The stark reality is your employees, business partners and solution vendors who all have some level of access to your network are more reachable through the Internet in their homes than they were when they were locked behind firewalls in their offices –and it’s easier than ever today for hackers to steal their valid credentials and use them against you.

Once hackers get into your infrastructure, they can then pivot and attack any resources, either local or cloud, available through that infrastructure, as well as other end users who may be on that network. And that’s why you see hackers continue to be successful in shutting down organizations with ransomware, exfiltrating data, or just causing colossally expensive problems across today’s enterprise infrastructure in general.

Crossing the Bridge to the Next Normal

The pandemic illustrated in sharp relief the different ways you can offer access to your information – which from a business perspective is definitely desirable, but which from a security perspective can just as definitively be a nightmare. The challenge is in how to reconcile two such disparate goals that often seem diametrically at odds with each other.

Many leading enterprise organizations around the world today take a Zero Trust Access approach to bridge that gap between their business and security needs. For instance, organizations use Total Access Control (TAC), a Zero Trust solution from PortSys, to significantly reduce the attack surface by bringing central control over all their resources, whether they are local, cloud or web-based applications.

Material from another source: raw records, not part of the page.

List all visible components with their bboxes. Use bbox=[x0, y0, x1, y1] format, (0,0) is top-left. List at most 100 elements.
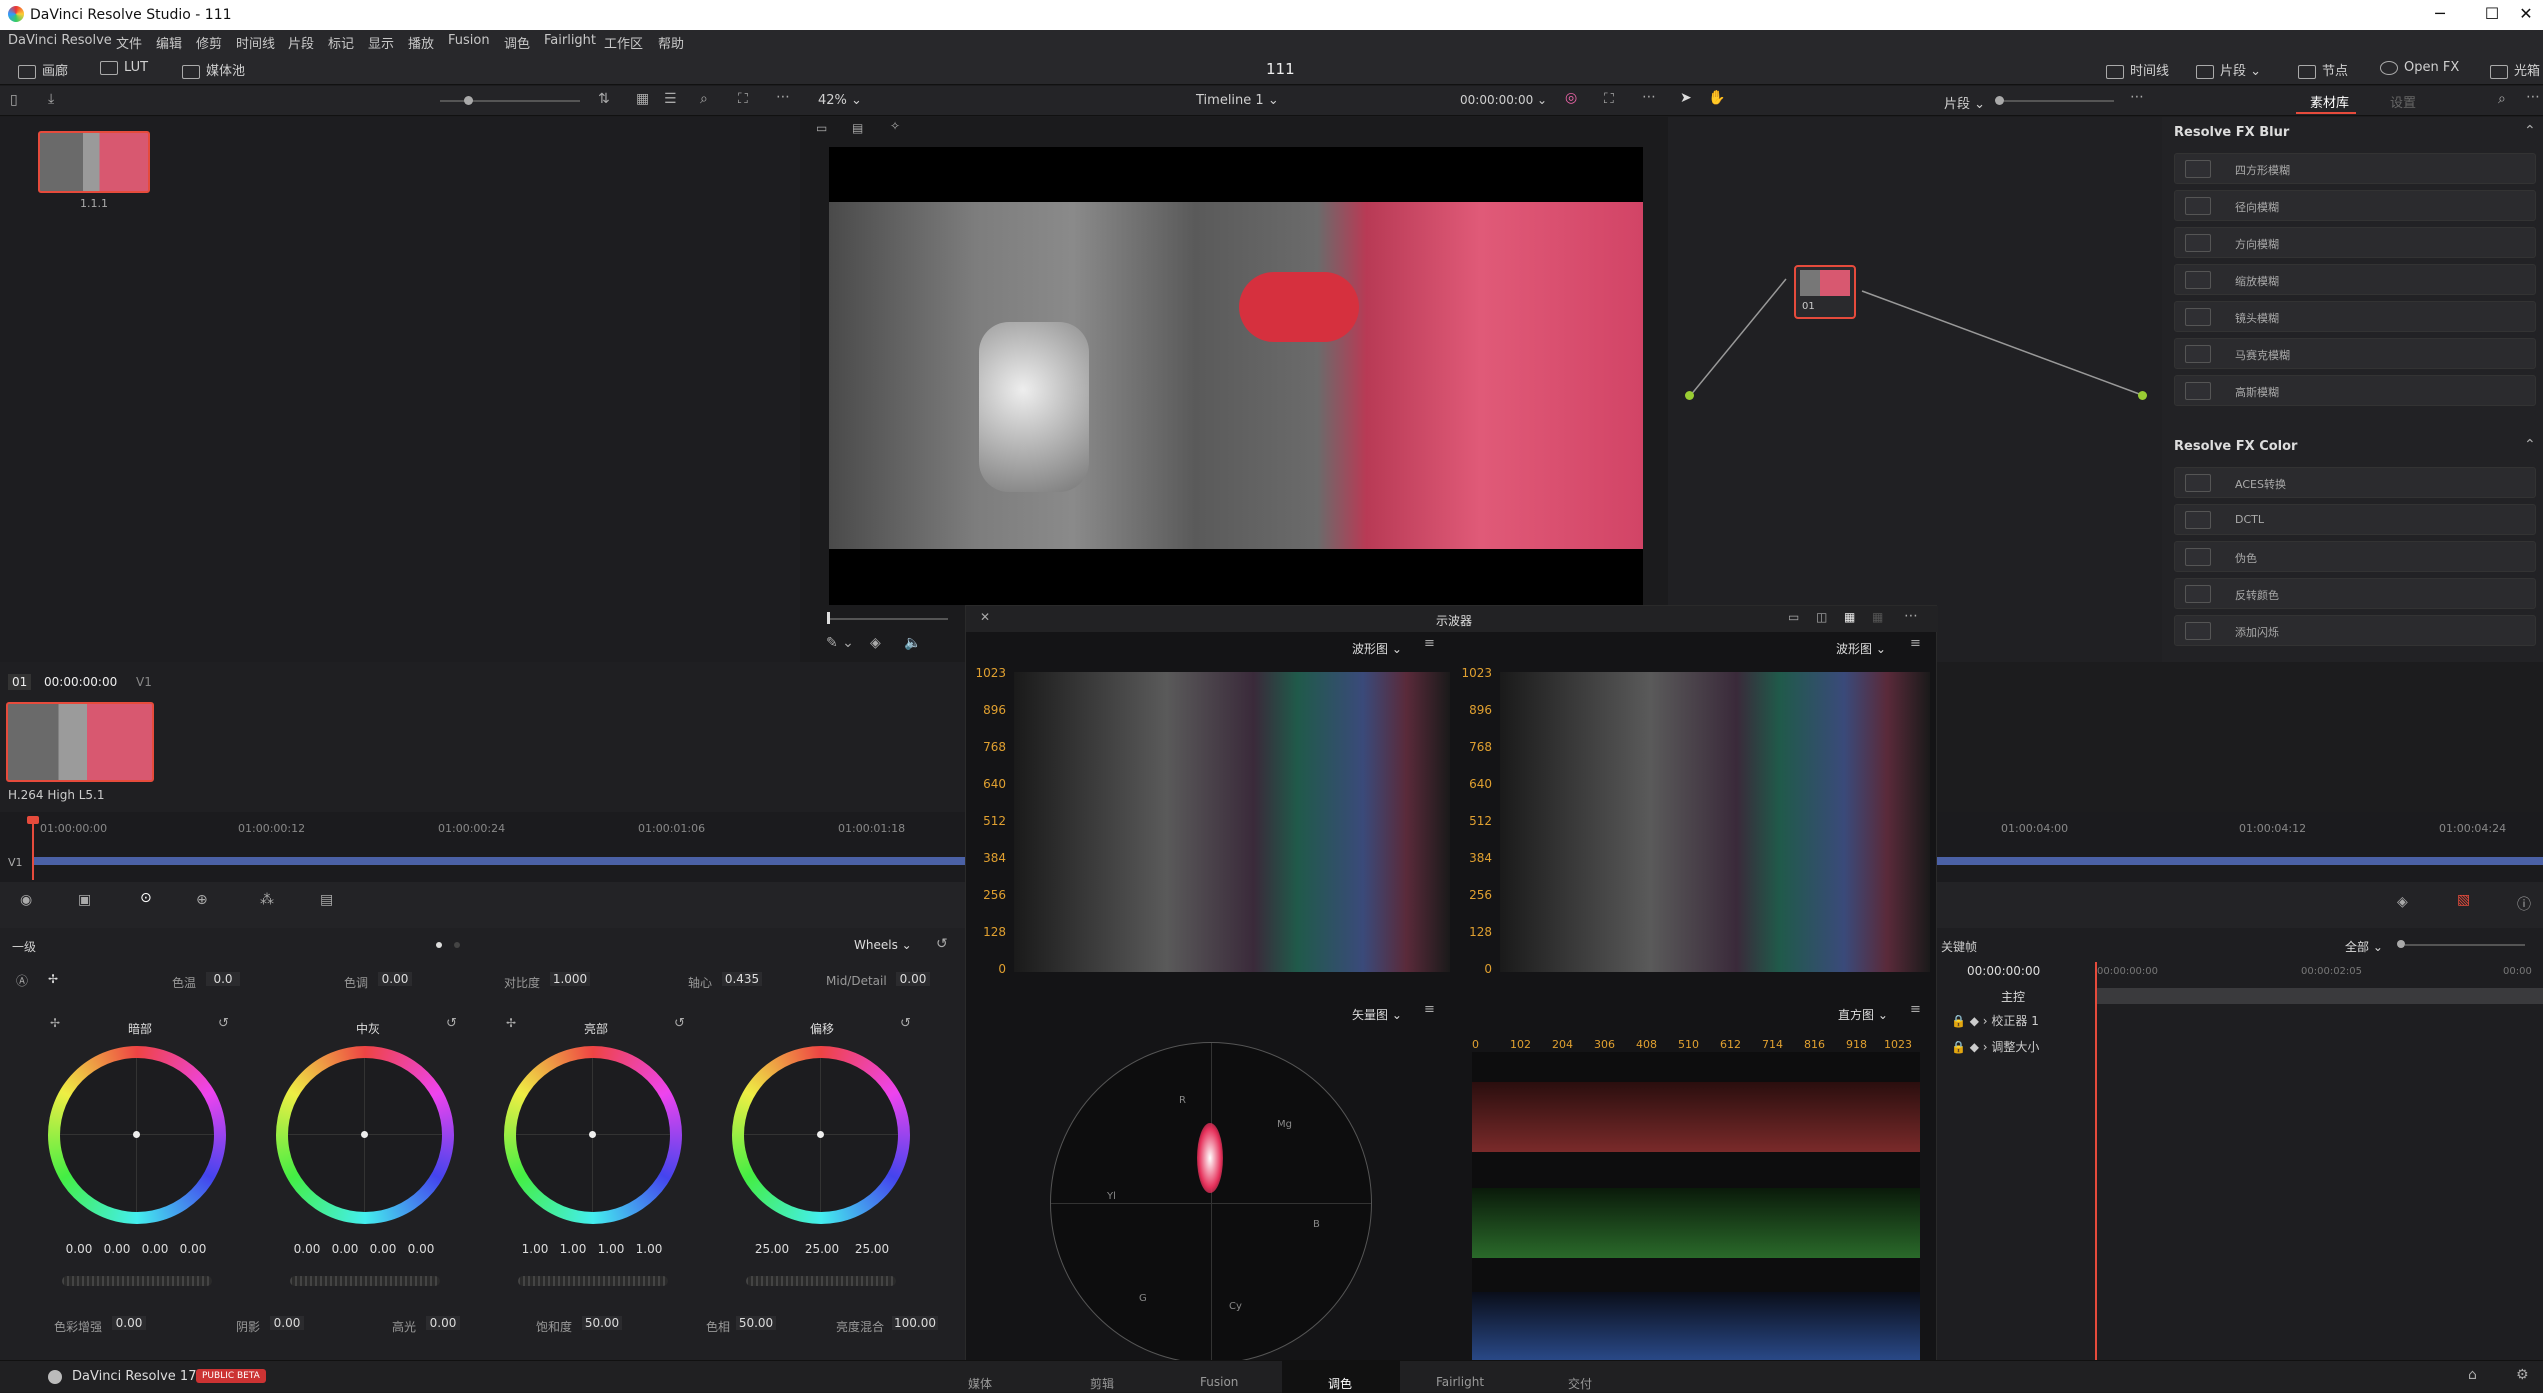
fx-group-blur[interactable]: Resolve FX Blur bbox=[2174, 125, 2289, 140]
gain-y[interactable]: 1.00 bbox=[518, 1242, 552, 1256]
mid-detail-field[interactable]: 0.00 bbox=[896, 972, 930, 986]
gamma-y[interactable]: 0.00 bbox=[290, 1242, 324, 1256]
rgb-mixer-icon[interactable]: ⁂ bbox=[260, 892, 274, 908]
lift-b[interactable]: 0.00 bbox=[176, 1242, 210, 1256]
still-thumbnail[interactable] bbox=[38, 131, 150, 193]
maximize-button[interactable]: ☐ bbox=[2482, 4, 2502, 23]
gallery-button[interactable]: 画廊 bbox=[18, 60, 68, 79]
saturation-field[interactable]: 50.00 bbox=[582, 1316, 622, 1330]
clip-thumbnail[interactable] bbox=[6, 702, 154, 782]
kf-row-master[interactable]: 主控 bbox=[2001, 988, 2025, 1005]
page-color[interactable]: 调色 bbox=[1328, 1375, 1352, 1392]
menu-file[interactable]: 文件 bbox=[116, 33, 142, 52]
gain-r[interactable]: 1.00 bbox=[556, 1242, 590, 1256]
shadows-field[interactable]: 0.00 bbox=[270, 1316, 304, 1330]
viewer-timecode[interactable]: 00:00:00:00 ⌄ bbox=[1460, 93, 1547, 107]
gain-b[interactable]: 1.00 bbox=[632, 1242, 666, 1256]
lift-r[interactable]: 0.00 bbox=[100, 1242, 134, 1256]
fx-item[interactable]: DCTL bbox=[2174, 504, 2536, 535]
fx-item[interactable]: 径向模糊 bbox=[2174, 190, 2536, 221]
sort-icon[interactable]: ⇅ bbox=[598, 91, 610, 107]
keyframe-playhead[interactable] bbox=[2095, 962, 2097, 1360]
hue-field[interactable]: 50.00 bbox=[736, 1316, 776, 1330]
lift-wheel[interactable] bbox=[48, 1046, 226, 1224]
mediapool-button[interactable]: 媒体池 bbox=[182, 60, 245, 79]
page-cut[interactable]: 剪辑 bbox=[1090, 1375, 1114, 1392]
gamma-reset-icon[interactable]: ↺ bbox=[446, 1016, 457, 1031]
thumb-slider-handle[interactable] bbox=[464, 96, 473, 105]
lift-reset-icon[interactable]: ↺ bbox=[218, 1016, 229, 1031]
mini-timeline-right[interactable]: 01:00:04:00 01:00:04:12 01:00:04:24 bbox=[1937, 812, 2543, 882]
page-fairlight[interactable]: Fairlight bbox=[1436, 1375, 1484, 1389]
lightbox-toggle[interactable]: 光箱 bbox=[2490, 60, 2540, 79]
gain-wheel[interactable] bbox=[504, 1046, 682, 1224]
offset-r[interactable]: 25.00 bbox=[752, 1242, 792, 1256]
fx-item[interactable]: 方向模糊 bbox=[2174, 227, 2536, 258]
clip-color-icon[interactable]: ◎ bbox=[1565, 90, 1577, 106]
close-button[interactable]: ✕ bbox=[2516, 4, 2536, 23]
fx-item[interactable]: 伪色 bbox=[2174, 541, 2536, 572]
reset-icon[interactable]: ↺ bbox=[936, 936, 948, 952]
offset-master-wheel[interactable] bbox=[746, 1276, 896, 1286]
highlight-icon[interactable]: ◈ bbox=[870, 635, 881, 651]
layout-1-icon[interactable]: ▭ bbox=[1788, 610, 1799, 624]
motion-effects-icon[interactable]: ▤ bbox=[320, 892, 333, 908]
fx-item[interactable]: 马赛克模糊 bbox=[2174, 338, 2536, 369]
layout-2-icon[interactable]: ◫ bbox=[1816, 610, 1827, 624]
magic-wand-icon[interactable]: ✧ bbox=[890, 119, 900, 133]
menu-view[interactable]: 显示 bbox=[368, 33, 394, 52]
fx-item[interactable]: 高斯模糊 bbox=[2174, 375, 2536, 406]
scrubber-handle[interactable] bbox=[827, 612, 830, 624]
keyframe-zoom-slider[interactable] bbox=[2405, 944, 2525, 946]
grid-view-icon[interactable]: ▦ bbox=[636, 91, 649, 107]
scrubber-bar[interactable] bbox=[828, 618, 948, 620]
lut-button[interactable]: LUT bbox=[100, 60, 148, 75]
gamma-b[interactable]: 0.00 bbox=[404, 1242, 438, 1256]
openfx-toggle[interactable]: Open FX bbox=[2380, 60, 2459, 75]
histogram-settings-icon[interactable]: ≡ bbox=[1910, 1002, 1921, 1017]
lift-g[interactable]: 0.00 bbox=[138, 1242, 172, 1256]
contrast-field[interactable]: 1.000 bbox=[550, 972, 590, 986]
list-view-icon[interactable]: ☰ bbox=[664, 91, 677, 107]
menu-trim[interactable]: 修剪 bbox=[196, 33, 222, 52]
tab-library[interactable]: 素材库 bbox=[2310, 92, 2349, 111]
master-track[interactable] bbox=[2097, 988, 2543, 1004]
auto-icon[interactable]: Ⓐ bbox=[16, 972, 28, 989]
corrector-node[interactable]: 01 bbox=[1794, 265, 1856, 319]
lift-master-wheel[interactable] bbox=[62, 1276, 212, 1286]
vector-settings-icon[interactable]: ≡ bbox=[1424, 1002, 1435, 1017]
playhead-handle[interactable] bbox=[27, 816, 39, 824]
color-boost-field[interactable]: 0.00 bbox=[112, 1316, 146, 1330]
menu-fairlight[interactable]: Fairlight bbox=[544, 33, 596, 48]
node-zoom-slider[interactable] bbox=[2004, 100, 2114, 102]
clips-toggle[interactable]: 片段 ⌄ bbox=[2196, 60, 2261, 79]
tab-settings[interactable]: 设置 bbox=[2390, 92, 2416, 111]
timeline-dropdown[interactable]: Timeline 1 ⌄ bbox=[1196, 93, 1279, 108]
menu-playback[interactable]: 播放 bbox=[408, 33, 434, 52]
scope2-dropdown[interactable]: 波形图 ⌄ bbox=[1836, 640, 1886, 657]
fx-group-color[interactable]: Resolve FX Color bbox=[2174, 439, 2297, 454]
offset-b[interactable]: 25.00 bbox=[852, 1242, 892, 1256]
eyedropper-icon[interactable]: ✎ ⌄ bbox=[826, 635, 854, 651]
node-clip-dropdown[interactable]: 片段 ⌄ bbox=[1944, 93, 1985, 112]
gain-reset-icon[interactable]: ↺ bbox=[674, 1016, 685, 1031]
offset-g[interactable]: 25.00 bbox=[802, 1242, 842, 1256]
wheels-mode-dropdown[interactable]: Wheels ⌄ bbox=[854, 938, 912, 952]
temp-field[interactable]: 0.0 bbox=[206, 972, 240, 986]
gamma-wheel[interactable] bbox=[276, 1046, 454, 1224]
nodes-toggle[interactable]: 节点 bbox=[2298, 60, 2348, 79]
picker-icon[interactable]: ✢ bbox=[48, 972, 58, 986]
page-dot[interactable] bbox=[454, 942, 460, 948]
home-icon[interactable]: ⌂ bbox=[2468, 1367, 2477, 1383]
viewer-more-icon[interactable]: ⋯ bbox=[1642, 89, 1656, 105]
fx-item[interactable]: 四方形模糊 bbox=[2174, 153, 2536, 184]
offset-reset-icon[interactable]: ↺ bbox=[900, 1016, 911, 1031]
scopes-more-icon[interactable]: ⋯ bbox=[1904, 608, 1918, 624]
highlights-field[interactable]: 0.00 bbox=[426, 1316, 460, 1330]
scope1-dropdown[interactable]: 波形图 ⌄ bbox=[1352, 640, 1402, 657]
hand-icon[interactable]: ✋ bbox=[1708, 90, 1725, 106]
wheel-picker-icon[interactable]: ✢ bbox=[50, 1016, 60, 1030]
page-deliver[interactable]: 交付 bbox=[1568, 1375, 1592, 1392]
node-output[interactable] bbox=[2138, 391, 2147, 400]
gain-master-wheel[interactable] bbox=[518, 1276, 668, 1286]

All user requests go through TAC before access is granted to any resources. TAC seamlessly examines  the users’ full context of access – including checking their security disposition, validating their devices, using multiple-factors of authentication, and examining any user’s current status against security policies for each resource to determine which resources should be available under those specific circumstances. Then, only those specific resources are made available to the authenticated users – and they are not given general access to the entire network.

This means users are captive within the applications they are authorized to access and nothing else.  This also provides the crucial segmentation necessary to minimize any lateral movement within an organization should there be any sort of breach.

TAC helps organizations close many of the Internet-facing ports they previously used for access.  And with TAC, all traffic is encrypted – even if the original applications didn’t use encryption itself, which is common with many legacy applications.

Zero Trust Access – Designed for Digital Transformation

By creating this level of segmentation of resources, by closing the ports organizations have to the outside world, and by reducing the fronts they have to defend, an access-based Zero Trust approach makes security much stronger across the board – while at the same time making it much simpler for end users to do their jobs. And that’s really what we need to get to the Next Normal: to be able to adapt to the ever-changing digital transformation taking place across your infrastructure, regardless of disruptions to the business world.

This will not be the last business interruption you face in your career. Healthcare experts predict there are other pandemics to come. There will also continue to be the disruptions from other natural disasters that already happen on a regular basis today – hurricanes, blizzards, heat waves, tornadoes, floods, droughts, just to name a few.

Regardless of what your Next Normal is, you can adapt whenever these business disruptions arise – whether it is managing a pandemic, business continuity during a natural disaster, or just trying to achieve digital transformation – without compromising the security of your organizations.

Building a Zero Trust Access infrastructure will get you to that Next Normal – simpler, stronger and with a more unified IT security infrastructure to help grow your business.